Positively Scottish Humans of Oz: Jonathan Mills, the international festival knight

Jonathan Mills Photo: Peter Casamento/University of Melbourne

In this series of regular articles, our Melbourne-based correspondent meets the Positively Scottish Humans of Oz

When Jonathan Mills nabbed the top job at the Edinburgh International Festival in 2006, it ruffled more than a few feathers. Not only was Mills largely unknown in European artistic circles and taking over from long-time director Sir Brian McMaster, he was Antipodean to boot. One of the loudest protests at the time came from arts commentator Norman Lebrecht, who labelled Mills a “minnow” lacking the “intellectual symbiosis” for the job, and suggested that “Aussie misfits” should “go home”. Perhaps Lebrecht had not yet discovered that Mills was actually a Scot by blood, his paternal grandfather hailing from Partick. Down Under, however, Jonathan was already a big fish, having successfully steered music festivals in Sydney, Brisbane and Melbourne, and composed a number of operas and a ballet. When he finally stepped down as director of the Edinburgh Festival in 2014 after eight years at the helm, he’d overseen 958 performances by 16,530 artists from 66 different countries. To cap it off, he’d been knighted, having also received an Order of Australia two years prior. Recently, Jonathan (who doesn’t really bother with the Sir stuff), has been back in Australia to oversee Cultural Collisions, a programme of 10 events he curated in collaboration with academics and students from the University of Melbourne. For this music scholar and qualified architect specialising in acoustic design, it’s been a culmination of his twin passions, built around the work and ideas of three artistic visionaries who all have connections to Melbourne and the university—pianist and composer Percy Grainger (also a graduate of the University of Melbourne), and American architects Walter Burley Griffin and Marian Mahony Griffin.

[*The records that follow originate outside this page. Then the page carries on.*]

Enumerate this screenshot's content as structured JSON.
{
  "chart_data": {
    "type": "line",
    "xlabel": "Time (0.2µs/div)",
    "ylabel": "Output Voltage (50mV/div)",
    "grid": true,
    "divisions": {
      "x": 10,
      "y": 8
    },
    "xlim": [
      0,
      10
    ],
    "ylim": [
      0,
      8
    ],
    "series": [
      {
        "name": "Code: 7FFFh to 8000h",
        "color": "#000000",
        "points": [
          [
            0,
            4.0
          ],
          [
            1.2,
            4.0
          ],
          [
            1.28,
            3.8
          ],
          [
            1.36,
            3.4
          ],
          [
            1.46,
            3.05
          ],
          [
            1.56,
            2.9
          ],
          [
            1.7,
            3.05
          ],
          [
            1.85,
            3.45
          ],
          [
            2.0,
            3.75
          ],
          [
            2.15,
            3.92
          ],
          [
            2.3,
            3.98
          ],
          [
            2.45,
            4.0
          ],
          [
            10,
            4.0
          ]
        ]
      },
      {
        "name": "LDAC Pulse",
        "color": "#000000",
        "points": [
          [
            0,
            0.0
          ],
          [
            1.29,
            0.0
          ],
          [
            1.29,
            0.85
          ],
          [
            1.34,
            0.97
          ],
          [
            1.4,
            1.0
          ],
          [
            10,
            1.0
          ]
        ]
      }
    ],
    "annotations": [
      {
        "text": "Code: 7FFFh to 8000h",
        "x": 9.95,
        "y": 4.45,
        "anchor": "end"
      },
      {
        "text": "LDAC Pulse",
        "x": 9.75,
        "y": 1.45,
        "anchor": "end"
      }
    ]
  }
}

This programme is about the idea that the University of Melbourne is a kind of treasure trove and what we’re doing is lifting the lid off it, saying ‘here is this remarkable thing that you probably don’t even know exists in your community…let me show you’. And let me explain why it’s important.

These people were working in completely different areas, but they were, in their own way, trying to make fundamental changes to the way we understood, perceived, enjoyed and experienced our world—in the case of Percy Grainger through music, and in the case of Walter Burley Griffin and his wife Marian Mahony, through the built environment, architecture, design and urban planning. And I’m wondering whether there was something about this place, not just about them as individuals, but this place collectively that either inspired or influenced them to think they could work and dream the way they did.

There’s 10 components to this programme, from exhibitions to lectures to performances. Most interesting of all is the degree to which our own students at the university are involved. Seven different faculties across the university are collaborating on this, from sculpture students to singing students, from people who are architects or engineers to people who are software engineers or humanities research students who are thinking about the idea of the philosophy of art and architecture.

There is a very great difference between Scottish festivals and Australian festivals, but the main difference is in scale. The festivals I’ve done in Australia are, frankly, tiny in comparison to the Edinburgh Festival.

The other thing is that is because it’s older and longer established, there is a very clear tradition to the festival in Edinburgh and there’s much more emphasis on tradition there. What is interesting though, is the traditional in the UK is counterbalanced by the very opposite. I think it’s a little more middle-of-the road here in Australia.

It’s also much, much, much cheaper in Edinburgh. I don’t think there’s any desire to charge more for things in Australia—I actually think everyone here does a great job at keeping prices down as much as they can—but there are strategic costs that are just unavoidable. I mean, to bring an orchestra to Edinburgh is a charter jet or an hour on an easyJet flight, whereas the same airfare to Australia is probably $3,000 per person and a 30-hour flight.

Plus here, the audiences are essentially domestic, either within Australia or, even more, within the city—whereas half the audience in Edinburgh is international. I’ll put it another way—there’s 500 million people within a two-hour flight of the Edinburgh Festival. There are not 500 million people within a two-hour flight of the Melbourne Festival.

My inspiration still comes from Australia though, because I was born here, I grew up here. And this is the place I return to. I enjoyed the adventure of Edinburgh—I’m still living there, I’m still doing things there. And I’ll continue to. But I’m from a generation where we don’t have to choose. There’s a generation of people who came from Australia to the UK in the early 60s—people like Clive James and Barry Humphries and Germaine Greer—who somehow had to make choices as to where they were going to live because it was too far. But I come back to Australia three times a year.

The first time I went to Scotland was when I was on summer holidays living in London as a child. I was in a school choir and we spent summer being the choir at the smallest cathedral in Europe, called the Cathedral of the Isles on the island of Cumbrae, off the coast near Glasgow.

Though that was my first time in Scotland, I came from there. It was very familiar somehow and I couldn’t explain how or why.